Cleveland Museum of Art
The rejuvenated old man and the daughter of the king of the jinns take leave of the King of Kings, from a Tuti-nama (Tales of a Parrot): Seventh Night
- Date
- c. 1560
- Medium
- gum tempera, ink, and gold on paper
- Culture
- Mughal India, court of Akbar (reigned 1556–1605)
- Department
- Indian and Southeast Asian Art
- Institution
- Cleveland Museum of Art
The artist who painted the first two scenes rendered the pit as a structure made of bricks. Peering over the edge is a Brahmin, a member of the Hindu priest class, wearing white. In the first painting he holds the bracelets given to him by the jinn princess to pay off his gambling debts; in the second he holds a text.
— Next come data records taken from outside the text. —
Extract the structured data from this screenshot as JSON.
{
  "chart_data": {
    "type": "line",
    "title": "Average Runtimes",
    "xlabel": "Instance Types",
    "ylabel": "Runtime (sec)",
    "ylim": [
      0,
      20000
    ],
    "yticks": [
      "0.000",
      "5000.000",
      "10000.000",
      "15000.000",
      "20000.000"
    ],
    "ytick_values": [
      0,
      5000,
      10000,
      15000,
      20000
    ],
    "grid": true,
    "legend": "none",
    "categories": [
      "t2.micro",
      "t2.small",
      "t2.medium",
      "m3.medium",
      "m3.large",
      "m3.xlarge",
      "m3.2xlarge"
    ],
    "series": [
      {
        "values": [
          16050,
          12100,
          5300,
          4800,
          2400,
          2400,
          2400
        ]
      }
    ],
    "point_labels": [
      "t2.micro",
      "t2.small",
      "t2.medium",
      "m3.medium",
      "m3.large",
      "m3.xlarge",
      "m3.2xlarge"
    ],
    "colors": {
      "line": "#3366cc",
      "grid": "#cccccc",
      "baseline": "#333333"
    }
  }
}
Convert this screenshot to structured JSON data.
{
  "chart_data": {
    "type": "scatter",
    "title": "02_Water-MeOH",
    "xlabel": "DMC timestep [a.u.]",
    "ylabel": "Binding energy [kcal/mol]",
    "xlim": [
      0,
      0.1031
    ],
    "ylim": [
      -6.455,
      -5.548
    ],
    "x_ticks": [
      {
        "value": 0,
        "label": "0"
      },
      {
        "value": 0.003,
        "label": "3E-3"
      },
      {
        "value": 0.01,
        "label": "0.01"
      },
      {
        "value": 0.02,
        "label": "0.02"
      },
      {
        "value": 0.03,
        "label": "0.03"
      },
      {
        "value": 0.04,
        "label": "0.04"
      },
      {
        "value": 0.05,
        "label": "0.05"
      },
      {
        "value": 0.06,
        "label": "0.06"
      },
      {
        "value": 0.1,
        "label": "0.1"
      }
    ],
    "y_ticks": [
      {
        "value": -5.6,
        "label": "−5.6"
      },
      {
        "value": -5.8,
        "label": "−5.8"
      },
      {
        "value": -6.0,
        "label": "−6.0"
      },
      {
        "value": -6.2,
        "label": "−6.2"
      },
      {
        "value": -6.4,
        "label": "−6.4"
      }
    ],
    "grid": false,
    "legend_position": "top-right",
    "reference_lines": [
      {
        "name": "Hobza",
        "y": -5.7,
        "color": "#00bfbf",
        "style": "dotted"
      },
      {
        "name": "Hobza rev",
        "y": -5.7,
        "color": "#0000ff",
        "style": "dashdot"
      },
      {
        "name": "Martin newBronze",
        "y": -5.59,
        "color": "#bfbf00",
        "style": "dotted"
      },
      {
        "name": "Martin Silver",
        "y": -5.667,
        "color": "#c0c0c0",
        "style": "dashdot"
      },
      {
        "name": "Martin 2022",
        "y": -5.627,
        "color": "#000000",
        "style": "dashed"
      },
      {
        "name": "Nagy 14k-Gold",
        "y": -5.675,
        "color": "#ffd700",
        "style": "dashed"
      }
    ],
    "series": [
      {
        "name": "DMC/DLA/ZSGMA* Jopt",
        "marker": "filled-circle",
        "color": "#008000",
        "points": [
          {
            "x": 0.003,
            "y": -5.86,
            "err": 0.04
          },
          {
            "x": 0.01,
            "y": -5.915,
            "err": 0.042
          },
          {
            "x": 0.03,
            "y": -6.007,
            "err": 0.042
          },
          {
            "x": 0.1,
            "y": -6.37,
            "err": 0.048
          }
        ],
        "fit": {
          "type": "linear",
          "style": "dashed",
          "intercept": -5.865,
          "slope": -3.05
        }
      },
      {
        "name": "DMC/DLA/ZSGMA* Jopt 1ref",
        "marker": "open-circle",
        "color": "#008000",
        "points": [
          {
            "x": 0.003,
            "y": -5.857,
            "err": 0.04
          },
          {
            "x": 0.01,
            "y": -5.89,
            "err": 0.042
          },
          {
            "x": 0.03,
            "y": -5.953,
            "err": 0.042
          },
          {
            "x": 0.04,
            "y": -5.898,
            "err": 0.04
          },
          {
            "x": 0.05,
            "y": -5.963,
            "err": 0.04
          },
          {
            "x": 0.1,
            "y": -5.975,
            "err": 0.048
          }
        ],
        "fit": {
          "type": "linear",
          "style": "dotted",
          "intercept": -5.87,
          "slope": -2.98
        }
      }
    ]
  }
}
In the pit, the jinn princess has been waiting for 70 years for her beloved to find the courage to pass through the cauldron of boiling oil in order to become purified enough to be with her––a jinn, who is a being of light, like a genie. Hearing of this predicament from the Brahmin, the King of Kings, wearing orange, provided a salve that protects the wearer from the harm of the hot oil, so the old man could safely pass through the boiling cauldron, which restored his youth. The artist Banavari, whose name is inscribed on the margin of the third page, went on to become a prominent artist in Akbar’s atelier. This painting may be the earliest surviving example of his work. The old man emerges from the boiling oil eighteen years old and beardless.